There was a lot of bad that Hound had to deal with coming after Black.

At his clear indication we were not going to talk about his phone call, a calm, sweet feeling settled low in my belly that there was something important, something good that he’d have, coming after Black.

I knew the golden rule when it came to Club brothers and old ladies, and this was not just Chaos. There was a lot that could be negotiated over time between hardcore bikers and their women, and in that lot, it was the old lady who had to make the decision if she was going to put up with it or not.

But I knew the golden rule.

If there was club business happening and a biker babe’s old man didn’t share, it was not hers to have. She didn’t wheedle, connive or nag. She kept her mouth shut and sucked it up, however that business affected her man, and in turn her, and without comment, she was there for him.

If she was smart, but mostly if she was loving, she proved with actions over time that he could trust her. And if he learned that, he might give her a little bit, he might give her it all. And they might have discussions about it, he might ask her advice, or if she turned stupid, there might be arguments.

But if he eventually gave her that trust, the one thing she couldn’t do was know what was happening with the club then stick her nose in it with the brothers.

She might have some influence but that had strict boundaries, behind the doors of the home she shared with her old man. Outside, especially on club turf, she had her man’s back, she had the club’s back and that was most assuredly that.
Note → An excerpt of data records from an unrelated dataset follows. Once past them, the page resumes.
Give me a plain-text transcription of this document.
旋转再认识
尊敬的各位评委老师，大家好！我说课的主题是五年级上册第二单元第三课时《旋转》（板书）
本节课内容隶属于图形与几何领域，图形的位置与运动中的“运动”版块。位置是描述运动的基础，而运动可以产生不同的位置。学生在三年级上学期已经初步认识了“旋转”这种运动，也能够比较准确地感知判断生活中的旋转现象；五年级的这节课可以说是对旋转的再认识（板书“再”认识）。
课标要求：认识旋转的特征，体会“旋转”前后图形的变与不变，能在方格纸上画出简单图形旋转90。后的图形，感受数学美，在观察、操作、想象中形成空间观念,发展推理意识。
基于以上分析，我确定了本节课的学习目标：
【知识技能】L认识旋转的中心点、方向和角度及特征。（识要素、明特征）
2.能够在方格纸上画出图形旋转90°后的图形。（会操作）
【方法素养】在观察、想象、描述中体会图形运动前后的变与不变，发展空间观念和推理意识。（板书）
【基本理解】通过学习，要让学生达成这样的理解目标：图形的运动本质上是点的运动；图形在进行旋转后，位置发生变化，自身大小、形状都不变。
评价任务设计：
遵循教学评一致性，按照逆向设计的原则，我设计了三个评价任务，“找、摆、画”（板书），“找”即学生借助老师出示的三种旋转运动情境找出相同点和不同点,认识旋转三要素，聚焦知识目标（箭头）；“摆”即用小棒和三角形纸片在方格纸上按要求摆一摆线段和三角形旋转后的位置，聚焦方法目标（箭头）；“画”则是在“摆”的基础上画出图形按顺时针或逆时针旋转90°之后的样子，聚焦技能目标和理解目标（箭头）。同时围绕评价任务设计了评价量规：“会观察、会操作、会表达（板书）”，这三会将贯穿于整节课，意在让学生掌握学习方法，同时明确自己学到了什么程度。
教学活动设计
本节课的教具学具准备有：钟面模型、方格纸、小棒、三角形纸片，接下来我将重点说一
I knew Chaos had troubles and I had a feeling Hound trusted me. However, with my history, he was not sharing, more than likely because he was protecting me. I lost my mind after Millie had been taken and I went to the Compound to speak what was left in it. He didn’t want a repeat of that, not because I was so angry, because he understood the hurt and fear that lay under that.

I’d need to take the time to turn that around so I could do my bit to be the part of his life that was the calm to whatever storm Chaos had found themselves in, taking Hound right along with them.